In the case of Mr. Blagojevich, it would be legal for the governor to accept a campaign contribution from someone he appointed to the Senate seat. What would create legal problems for him is if he was tape-recorded specifically offering a seat in exchange for the contribution. What would make the case even easier to prosecute is if he was recorded offering the seat in exchange for a personal favor, like cash, a job or a job for a family member.

Indeed the government has claimed the wiretaps show that Mr. Blagojevich told his aides that he wanted to offer the seat in exchange for contributions and for personal favors, including jobs for himself and his wife.

But talk is not enough. Any case will ultimately turn on the strength of the tapes, and whether the governor made it clear to any of the candidates for the Senate seat that he would give it only in exchange for something of value.

Several lawyers cautioned that the complaint presented last week was a snapshot of the evidence that Mr.

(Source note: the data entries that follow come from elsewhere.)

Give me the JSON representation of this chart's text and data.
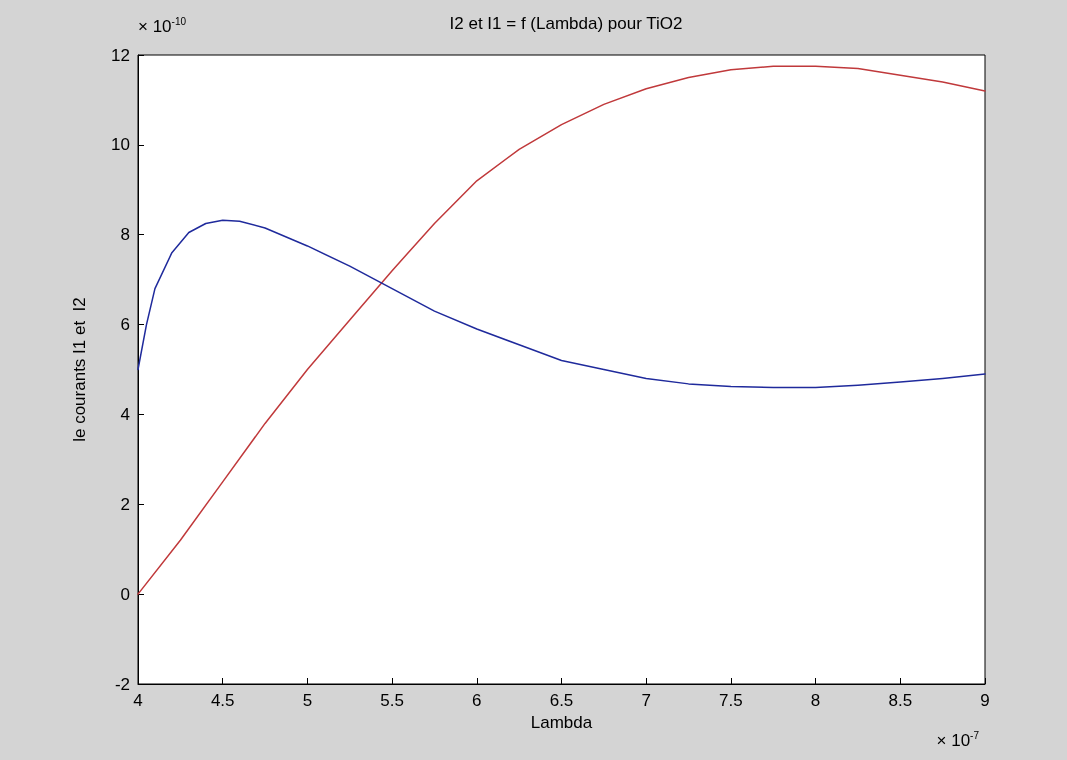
{
  "chart_data": {
    "type": "line",
    "title": "I2 et I1 = f (Lambda) pour TiO2",
    "xlabel": "Lambda",
    "ylabel": "le courants I1 et  I2",
    "annotations": [
      "× 10$^{-10}$",
      "× 10$^{-7}$"
    ],
    "xlim": [
      4,
      9
    ],
    "xticks": [
      4,
      4.5,
      5,
      5.5,
      6,
      6.5,
      7,
      7.5,
      8,
      8.5,
      9
    ],
    "ylim": [
      -2,
      12
    ],
    "yticks": [
      -2,
      0,
      2,
      4,
      6,
      8,
      10,
      12
    ],
    "grid": false,
    "marker": "none",
    "line_style": "solid",
    "series": [
      {
        "color": "#c0393b",
        "x": [
          4,
          4.25,
          4.5,
          4.75,
          5,
          5.25,
          5.5,
          5.75,
          6,
          6.25,
          6.5,
          6.75,
          7,
          7.25,
          7.5,
          7.75,
          8,
          8.25,
          8.5,
          8.75,
          9
        ],
        "values": [
          0,
          1.2,
          2.5,
          3.8,
          5.0,
          6.1,
          7.2,
          8.25,
          9.2,
          9.9,
          10.45,
          10.9,
          11.25,
          11.5,
          11.67,
          11.75,
          11.75,
          11.7,
          11.55,
          11.4,
          11.2
        ]
      },
      {
        "color": "#1f2a9c",
        "x": [
          4,
          4.05,
          4.1,
          4.2,
          4.3,
          4.4,
          4.5,
          4.6,
          4.75,
          5,
          5.25,
          5.5,
          5.75,
          6,
          6.25,
          6.5,
          6.75,
          7,
          7.25,
          7.5,
          7.75,
          8,
          8.25,
          8.5,
          8.75,
          9
        ],
        "values": [
          5.0,
          6.0,
          6.8,
          7.6,
          8.05,
          8.25,
          8.32,
          8.3,
          8.15,
          7.75,
          7.3,
          6.8,
          6.3,
          5.9,
          5.55,
          5.2,
          5.0,
          4.8,
          4.68,
          4.62,
          4.6,
          4.6,
          4.65,
          4.72,
          4.8,
          4.9
        ]
      }
    ]
  }
}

Fitzgerald had amassed so far, in an investigation that is continuing.

In moving to arrest Mr. Blagojevich on Dec. 9, Mr. Fitzgerald acted without having presented his case before a grand jury. He is now likely to use such a panel to obtain additional witness testimony exploring whether anyone, including anyone in the Obama camp, had specific discussions with the governor’s office about filling the vacancy.

Mr. Fitzgerald’s decision to bypass a grand jury initially could signal a belief on his part that he did not yet have a fully prosecutable case on his hand, though it appears to have been prompted at least in part by the publication in The Chicago Tribune on Dec. 5 of an article that tipped off Mr. Blagojevich that investigators were listening in on his conversations.

Mr. Fitzgerald has also said he had been worried that if he did not intervene, Mr. Blagojevich might go ahead with some of his schemes, including appointing a successor to Mr. Obama.

In the wiretaps cited in the complaint, Mr. Blagojevich talked about what he said was an urgent need for political contributions and favors, but it was not clear whether he took concerted action to actually obtain anything in return for the seat. Several lawyers said Mr. Fitzgerald might need more evidence to prosecute Mr. Blagojevich over the issue.

“It’s a very difficult case for a number of reasons; not the least is the nebulous nature of the charges and the inherently difficult issues when you’re talking about a person executing his First Amendment right to promote a particular politician,” said Michael D. Monico, a former federal prosecutor who is now a criminal defense lawyer in Chicago.

“Merely thinking about something is not a crime,” said Mr. Monico, a lawyer for Christopher Kelly, a former Blagojevich fund-raiser who was indicted last year on tax charges “Just talking about something is not a crime. You need another action for someone to commit a crime.”

Christopher Drew contributed reporting from Chicago.